Thursday 8 October 2020

Low-knead bread

Before the COVID-19 lockdown of early 2020 it had been a while since I had made bread. As I was suddenly home it seemed like a good time to get back to regularly making bread. Panic buying had depleted the local supermarkets' stock of flour, and while I managed to find some strong white flour and some wholemeal flour, it seemed impossible to find rye flour. This was a shame, as the bread recipe I used most required some rye flour. Somewhere on social media I read a suggestion to try making bread with some cooked oats, and this got me thinking if I could replace the rye flour with cooked oats.

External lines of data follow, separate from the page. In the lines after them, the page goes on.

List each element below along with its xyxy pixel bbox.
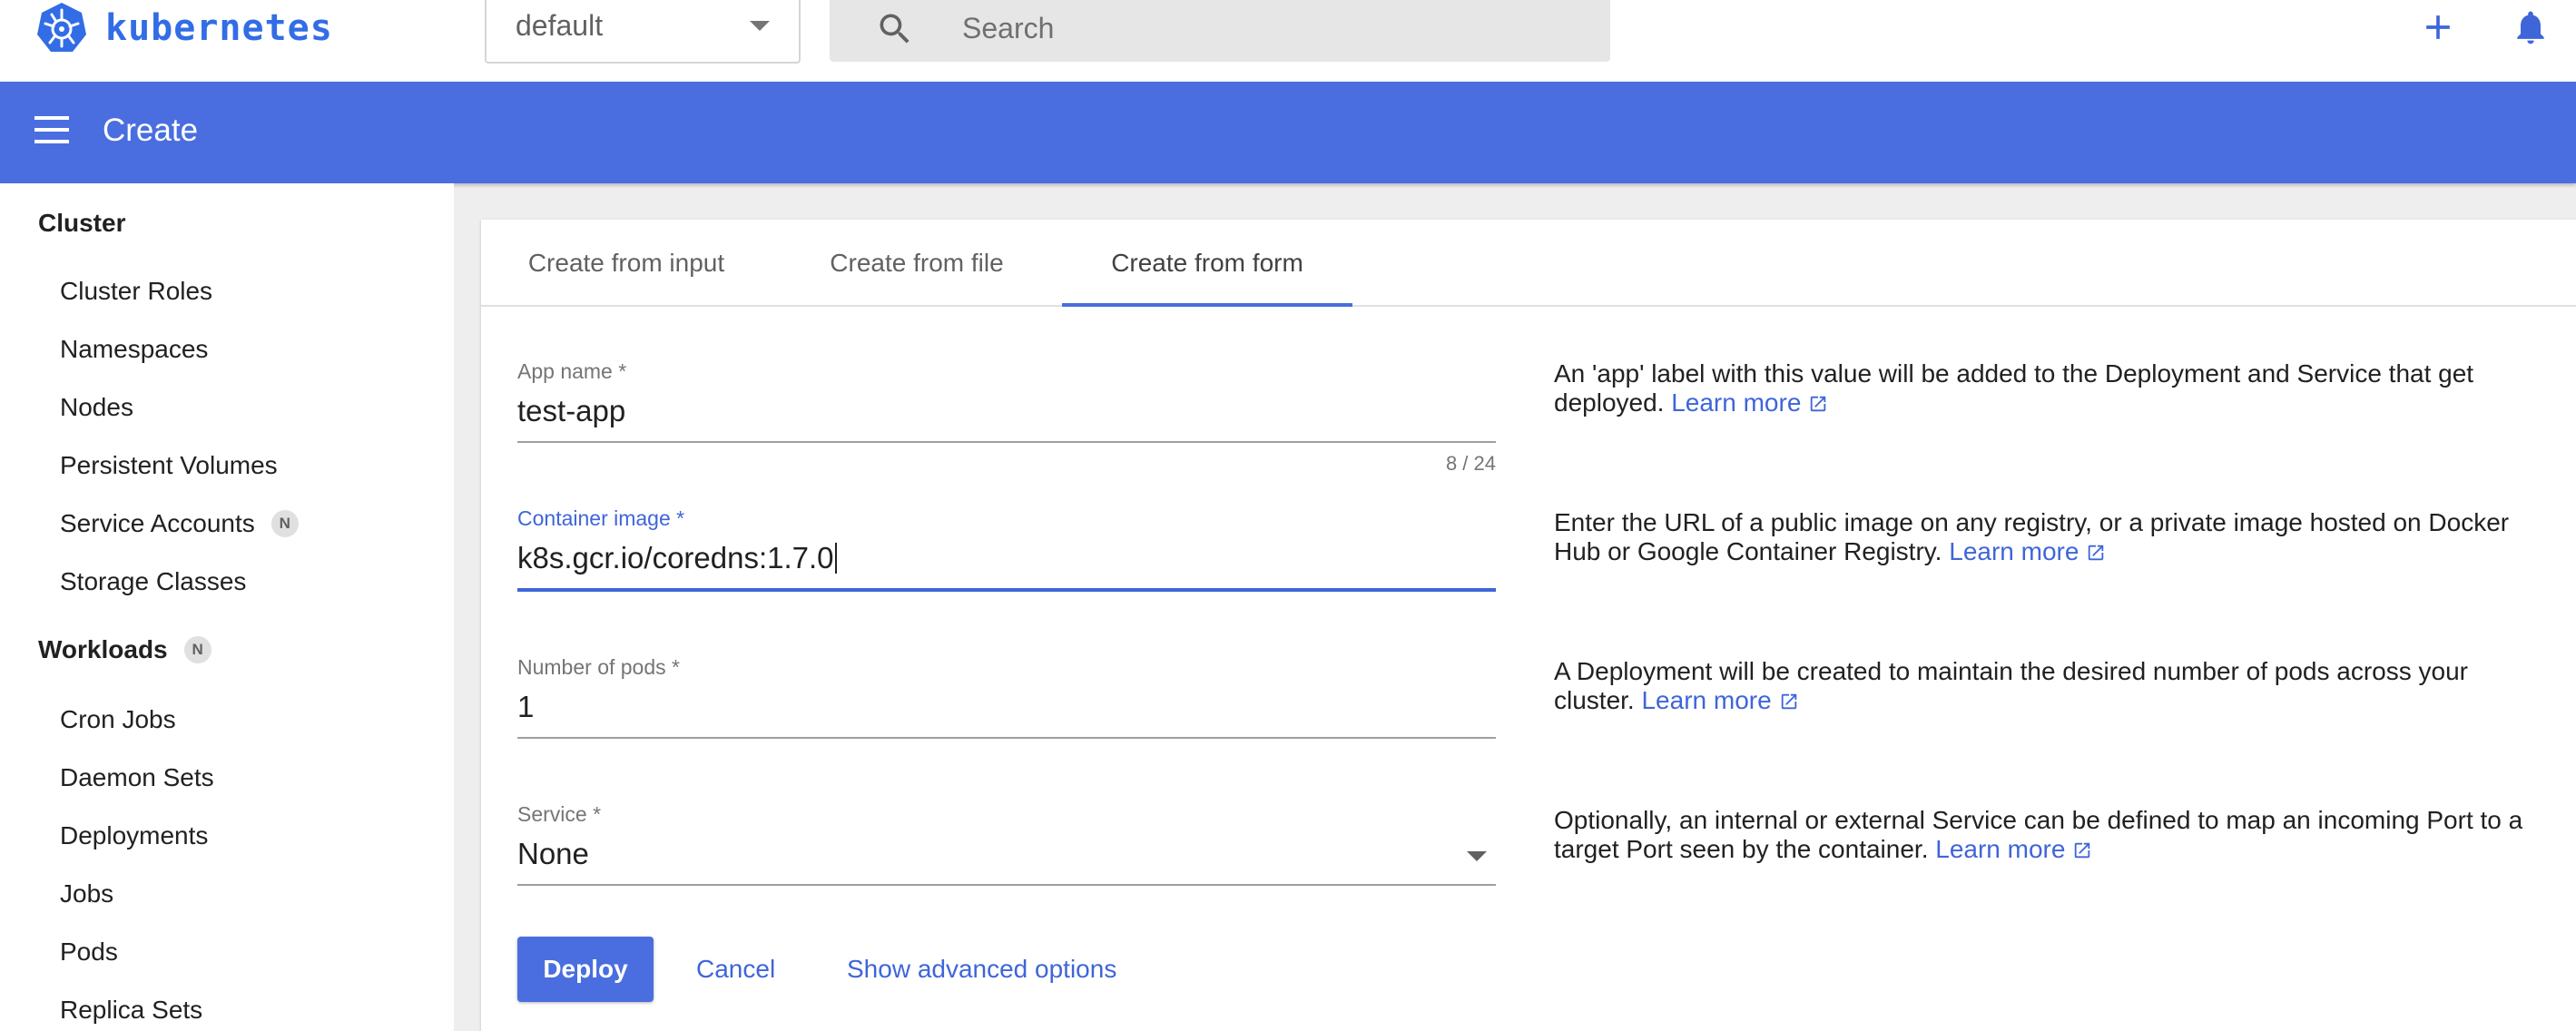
- sidebar-item-nodes[interactable]: Nodes: [60, 393, 133, 422]
- sidebar-item-daemon-sets[interactable]: Daemon Sets: [60, 763, 214, 792]
- external-link-icon: [2075, 842, 2090, 859]
- search-bar[interactable]: [830, 0, 1610, 62]
- pods-label: Number of pods *: [517, 655, 680, 679]
- app-name-counter: 8 / 24: [1445, 452, 1496, 475]
- sidebar-item-cluster-roles[interactable]: Cluster Roles: [60, 277, 212, 306]
- service-label: Service *: [517, 802, 602, 826]
- learn-more-link[interactable]: Learn more: [1641, 686, 1798, 714]
- tab-create-from-input[interactable]: Create from input: [481, 220, 772, 307]
- show-advanced-options-button[interactable]: Show advanced options: [847, 937, 1116, 1002]
- sidebar-section-title: Workloads: [38, 635, 168, 663]
- sidebar-item-storage-classes[interactable]: Storage Classes: [60, 567, 246, 596]
- external-link-icon: [2089, 545, 2104, 561]
- sidebar-item-label: Namespaces: [60, 335, 209, 363]
- sidebar-item-label: Persistent Volumes: [60, 451, 278, 479]
- pods-input[interactable]: 1: [517, 690, 1496, 724]
- sidebar-item-service-accounts[interactable]: Service Accounts N: [60, 509, 299, 538]
- container-image-underline: [517, 588, 1496, 592]
- external-link-icon: [1781, 693, 1796, 710]
- app-name-underline: [517, 441, 1496, 443]
- sidebar-section-cluster[interactable]: Cluster: [38, 209, 125, 238]
- sidebar: Cluster Cluster Roles Namespaces Nodes P…: [0, 183, 454, 1031]
- new-badge: N: [270, 510, 299, 537]
- create-card: Create from input Create from file Creat…: [481, 220, 2576, 1031]
- learn-more-link[interactable]: Learn more: [1935, 835, 2092, 863]
- chevron-down-icon: [750, 21, 770, 31]
- bell-icon[interactable]: [2511, 5, 2551, 49]
- sidebar-item-label: Pods: [60, 938, 118, 966]
- container-image-input[interactable]: k8s.gcr.io/coredns:1.7.0: [517, 541, 1496, 575]
- app-name-help: An 'app' label with this value will be a…: [1554, 359, 2534, 417]
- kubernetes-logo-icon: [37, 3, 86, 52]
- pods-help: A Deployment will be created to maintain…: [1554, 657, 2534, 715]
- brand-name: kubernetes: [105, 7, 333, 49]
- sidebar-item-label: Storage Classes: [60, 567, 247, 595]
- sidebar-item-label: Nodes: [60, 393, 133, 421]
- sidebar-item-namespaces[interactable]: Namespaces: [60, 335, 208, 364]
- deploy-button[interactable]: Deploy: [517, 937, 654, 1002]
- namespace-select[interactable]: default: [485, 0, 801, 64]
- sidebar-section-workloads[interactable]: Workloads N: [38, 635, 211, 664]
- sidebar-item-label: Replica Sets: [60, 996, 203, 1024]
- sidebar-section-title: Cluster: [38, 209, 126, 237]
- active-tab-indicator: [1062, 303, 1352, 307]
- sidebar-item-label: Cluster Roles: [60, 277, 213, 305]
- tab-create-from-file[interactable]: Create from file: [772, 220, 1062, 307]
- sidebar-item-label: Cron Jobs: [60, 705, 176, 733]
- service-value[interactable]: None: [517, 837, 1496, 871]
- app-name-input[interactable]: test-app: [517, 394, 1496, 428]
- search-input[interactable]: [962, 0, 1588, 56]
- page-title: Create: [103, 113, 199, 148]
- app-name-label: App name *: [517, 359, 627, 383]
- container-image-label: Container image *: [517, 506, 685, 530]
- sidebar-item-label: Deployments: [60, 821, 209, 849]
- sidebar-item-label: Daemon Sets: [60, 763, 214, 791]
- pods-underline: [517, 737, 1496, 739]
- service-underline: [517, 884, 1496, 886]
- menu-icon[interactable]: [34, 116, 71, 147]
- sidebar-item-deployments[interactable]: Deployments: [60, 821, 208, 850]
- service-help: Optionally, an internal or external Serv…: [1554, 806, 2534, 864]
- sidebar-item-label: Jobs: [60, 879, 114, 908]
- top-bar: kubernetes default: [0, 0, 2576, 82]
- new-badge: N: [183, 636, 211, 663]
- tab-create-from-form[interactable]: Create from form: [1062, 220, 1352, 307]
- tab-bar: Create from input Create from file Creat…: [481, 220, 2576, 307]
- learn-more-link[interactable]: Learn more: [1949, 537, 2106, 565]
- container-image-help: Enter the URL of a public image on any r…: [1554, 508, 2534, 566]
- sidebar-item-pods[interactable]: Pods: [60, 938, 118, 967]
- search-icon[interactable]: [875, 9, 915, 49]
- sidebar-item-cron-jobs[interactable]: Cron Jobs: [60, 705, 176, 734]
- external-link-icon: [1811, 396, 1826, 412]
- sidebar-item-label: Service Accounts: [60, 509, 255, 537]
- plus-icon[interactable]: [2418, 7, 2458, 47]
- sidebar-item-persistent-volumes[interactable]: Persistent Volumes: [60, 451, 278, 480]
- brand-logo[interactable]: kubernetes: [34, 0, 333, 56]
- chevron-down-icon[interactable]: [1467, 851, 1487, 861]
- cancel-button[interactable]: Cancel: [696, 937, 775, 1002]
- page-header: Create: [0, 82, 2576, 183]
- sidebar-item-replica-sets[interactable]: Replica Sets: [60, 996, 202, 1025]
- learn-more-link[interactable]: Learn more: [1671, 388, 1828, 417]
- text-cursor: [834, 543, 837, 574]
- sidebar-item-jobs[interactable]: Jobs: [60, 879, 113, 908]
- namespace-value: default: [516, 9, 604, 42]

A little bit of trial and error got me to this recipe. There are many steps, but not that much kneading. 

Ingredients

  • 310 ml water
  • 50 gr rolled oats
  • 15 gr unsalted butter
  • 1 tsp salt
  • 1 tbsp sugar (black treacle or honey)
  • 1 tsp yeast 
  • 275 gr strong white flour
  • 75 gr strong wholemeal flour

Needed

  • Oven
  • Loaf tin
  • Mixing bowl
  • Big spatula
  • Kettle
  • Measuring cup
  • Tsp and tbsp measures

Steps

  1. Boil the kettle.
  2. Pour 310 ml of boiling water into a large mixing bowl (I use the one from our Kenwood mixer)
  3. Add the oats, butter, salt and sugar.
  4. Leave for about twenty minutes until it has cooled enough (yeast apparently works hardest around 35℃ and dies somewhere around 60℃, so I just stick my finger in it to check that it is about body temperature).
  5. Once cool enough, sprinkle the yeast on top.
  6. Leave again for a few minutes until some foam has appeared, that's the yeast having been reactivated.
  7. Add the flours.
  8. Mix - I use the dough hook on our mixer and give it some wellie for only a few minutes - but am under the impression that just mixing well should be enough at this stage.
  9. Cover the bowl with a clean tea towel and leave to rest for 10 to 15 minutes. This should probably be "in a warm place," but I've just left it on the kitchen work surface so far.
  10. Uncover. Take a plastic spatula and lift the dough from one side and fold it over. Turn the bowl a quarter and do the same again. Repeat until you've turned the bowl around a few times.
  11. Repeat steps 9 and 10 three or four times (reuse the tea towel!)
  12. Grease and line your loaf tin. You'll want to stick the baking paper down quite well, as it will help with the next step.
  13. "Tip" the dough into the loaf tin. In reality this will mean scraping it out with the spatula.
  14. Stretch the dough a little so it sort of fills the loaf tin. It will rise to fill it, but if you push or pull it a little towards both ends the end result will be a more even loaf.
  15. Cover the loaf tin with a dome of kitchen foil, making sure that the kitchen foil does not touch the dough, and that the dough has room to rise. I make the dome small enough that the loaf tin plus dome will fit in the top oven of our double oven.
  16. Put the dough in a warm spot to rise. For this I use our top oven, which I will switch on for about a minute to 30℃. Don't want the oven to be warmer, as I don't want to kill the yeast at this point. 
  17. Wait for about half an hour. You might want to check on your dough to make sure it still has room under the kitchen foil dome. If it's not got room left, just take the foil off (but save it).
  18. Preheat your main oven to 230℃.
  19. When the oven is hot enough and you think your dough is ready to be baked (my estimate of this is "somewhere before it all spills over the edge of the loaf tin") move the loaf tin into the oven. Take the kitchen foil off if you haven't yet. Save the foil.
  20. After 10 minutes, turn the oven down to 200℃.
  21. Bake for another 25 minutes. It's probably wise to check the last 5 or 10 minutes to see if the bread needs protection from burning. If it does, stick the foil dome on top.
  22. Take bread out of the oven and tip it out on a wire rack.
  23. Tap the bottom. If it sounds hollow, it's probably done. If it does not sound hollow, stick it back in the oven for another 10 minutes (no need for the tin).
The timings might be a little off, not only because not all ovens are the same, but also because I actually use a tin that is 1.5 the size and have adjusted the ingredients accordingly, but am not entirely sure about adjusting the baking timings.

Now that I have found rye flour in the shops again I skip the oats steps, and add 50 gr rye flour along with the other flours.